Olgina performed in various countries within Europe; during one tour in the United Kingdom, Olgina recorded an album with Decca Records.

On 30 December 1936, Olgina married cavalry captain Zygmunt Mackevic and afterwards semi-retired from the stage, living with her husband in a small town near Vilnius, and only gave occasional performances. Following the outbreak of World War II and the mobilisation of her husband, Olgina returned to Vilnius and performed at the Lutnia Theatre in autumn 1939. After that she began work at the music conservatory there. After the German invasion of Lithuania, the conservatory closed and Olgina began hosting musical evenings at her home. To support herself financially, she sold her personal belongings and gave private music tuitions. Olgina also helped the Home Army resistance movement, and later received an award for her support of them. When the Soviets entered Vilnius in 1944, the conservatory re-opened and Olgina resumed working there.

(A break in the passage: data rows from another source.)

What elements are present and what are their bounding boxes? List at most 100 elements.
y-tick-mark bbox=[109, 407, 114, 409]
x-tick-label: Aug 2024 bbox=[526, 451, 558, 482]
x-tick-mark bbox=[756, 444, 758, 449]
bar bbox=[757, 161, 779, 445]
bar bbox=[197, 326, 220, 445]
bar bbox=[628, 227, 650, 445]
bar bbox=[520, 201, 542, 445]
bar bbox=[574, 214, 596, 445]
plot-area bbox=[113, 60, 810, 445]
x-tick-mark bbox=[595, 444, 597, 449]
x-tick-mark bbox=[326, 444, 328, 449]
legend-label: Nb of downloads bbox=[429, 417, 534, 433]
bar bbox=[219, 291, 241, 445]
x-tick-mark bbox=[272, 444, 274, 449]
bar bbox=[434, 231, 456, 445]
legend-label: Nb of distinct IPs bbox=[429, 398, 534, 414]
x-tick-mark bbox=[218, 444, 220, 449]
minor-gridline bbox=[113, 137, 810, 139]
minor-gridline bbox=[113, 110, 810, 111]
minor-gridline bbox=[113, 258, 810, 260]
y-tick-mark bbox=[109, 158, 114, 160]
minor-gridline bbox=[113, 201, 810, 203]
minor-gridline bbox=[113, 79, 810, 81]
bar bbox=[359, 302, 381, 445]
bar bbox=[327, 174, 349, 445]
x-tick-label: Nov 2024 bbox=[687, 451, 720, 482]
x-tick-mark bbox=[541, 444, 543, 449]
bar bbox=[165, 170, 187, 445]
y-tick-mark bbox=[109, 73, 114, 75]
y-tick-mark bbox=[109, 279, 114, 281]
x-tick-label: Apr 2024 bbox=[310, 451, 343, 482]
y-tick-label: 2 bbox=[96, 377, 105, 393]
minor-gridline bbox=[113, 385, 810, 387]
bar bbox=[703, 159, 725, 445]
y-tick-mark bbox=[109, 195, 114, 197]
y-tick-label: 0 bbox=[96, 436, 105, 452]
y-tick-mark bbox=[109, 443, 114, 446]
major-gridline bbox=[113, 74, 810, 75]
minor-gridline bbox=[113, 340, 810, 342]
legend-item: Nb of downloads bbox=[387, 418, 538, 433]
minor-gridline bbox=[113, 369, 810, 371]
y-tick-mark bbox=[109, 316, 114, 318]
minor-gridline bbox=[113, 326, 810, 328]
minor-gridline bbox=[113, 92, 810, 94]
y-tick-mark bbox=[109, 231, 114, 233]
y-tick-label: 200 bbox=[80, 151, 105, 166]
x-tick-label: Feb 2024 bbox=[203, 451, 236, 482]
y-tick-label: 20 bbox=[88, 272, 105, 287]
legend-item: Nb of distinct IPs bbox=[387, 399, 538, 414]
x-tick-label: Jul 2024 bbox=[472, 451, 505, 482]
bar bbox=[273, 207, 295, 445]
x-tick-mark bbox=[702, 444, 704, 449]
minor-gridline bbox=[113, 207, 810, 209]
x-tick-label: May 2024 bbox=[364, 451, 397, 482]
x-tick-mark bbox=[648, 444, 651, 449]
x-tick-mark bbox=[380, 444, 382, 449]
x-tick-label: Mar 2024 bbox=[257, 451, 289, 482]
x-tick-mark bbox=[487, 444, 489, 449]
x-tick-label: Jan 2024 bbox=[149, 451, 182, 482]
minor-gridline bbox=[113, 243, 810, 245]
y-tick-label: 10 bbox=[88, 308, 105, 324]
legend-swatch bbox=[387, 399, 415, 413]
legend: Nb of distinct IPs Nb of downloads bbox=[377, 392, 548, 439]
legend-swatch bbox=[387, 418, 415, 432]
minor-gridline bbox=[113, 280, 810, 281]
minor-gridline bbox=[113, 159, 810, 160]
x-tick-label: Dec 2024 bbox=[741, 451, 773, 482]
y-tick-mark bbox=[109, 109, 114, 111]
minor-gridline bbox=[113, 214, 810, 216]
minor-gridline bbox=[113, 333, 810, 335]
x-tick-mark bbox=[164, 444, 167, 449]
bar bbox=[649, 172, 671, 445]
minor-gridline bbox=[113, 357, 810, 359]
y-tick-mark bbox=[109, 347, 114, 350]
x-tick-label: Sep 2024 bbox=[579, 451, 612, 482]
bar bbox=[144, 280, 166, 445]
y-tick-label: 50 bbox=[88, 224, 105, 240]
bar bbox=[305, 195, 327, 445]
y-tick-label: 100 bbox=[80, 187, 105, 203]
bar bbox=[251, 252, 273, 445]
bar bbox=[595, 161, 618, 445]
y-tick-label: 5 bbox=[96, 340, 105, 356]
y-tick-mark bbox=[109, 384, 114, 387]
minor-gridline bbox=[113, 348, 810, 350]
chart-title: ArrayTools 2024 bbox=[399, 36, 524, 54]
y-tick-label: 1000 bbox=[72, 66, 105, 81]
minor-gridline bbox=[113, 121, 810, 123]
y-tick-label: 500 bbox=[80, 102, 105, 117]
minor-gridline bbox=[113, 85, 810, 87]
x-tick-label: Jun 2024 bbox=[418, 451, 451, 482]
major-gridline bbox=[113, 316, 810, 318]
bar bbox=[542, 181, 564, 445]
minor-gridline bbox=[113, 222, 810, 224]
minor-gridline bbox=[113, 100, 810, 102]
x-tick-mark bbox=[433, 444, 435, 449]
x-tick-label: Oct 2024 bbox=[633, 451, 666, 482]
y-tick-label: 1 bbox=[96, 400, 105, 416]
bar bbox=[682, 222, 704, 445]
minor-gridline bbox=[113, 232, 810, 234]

In 1945, Olgina moved to Łódź for a teaching position at Ludowy Instytut Muzyczny. On 9 March 1947, she performed her last solo concert in Łódź. From then, she focused exclusively on her teaching career, and began a singing class at the Łódź Conservatory. Teresa Żylis-Gara was one of her students. In 1960, Olgina became dean of the vocal faculty there and later became dean of the acting faculty from 1969. She worked in these roles until 1972.

== Later life ==
On 1 October 1977, Olgina retired. Two months later, on 29 December, she celebrated the 55th anniversary of her career at the Grand Theatre in Łódź.

Olgina died in Łódź on 31 January 1979, at the age of 74.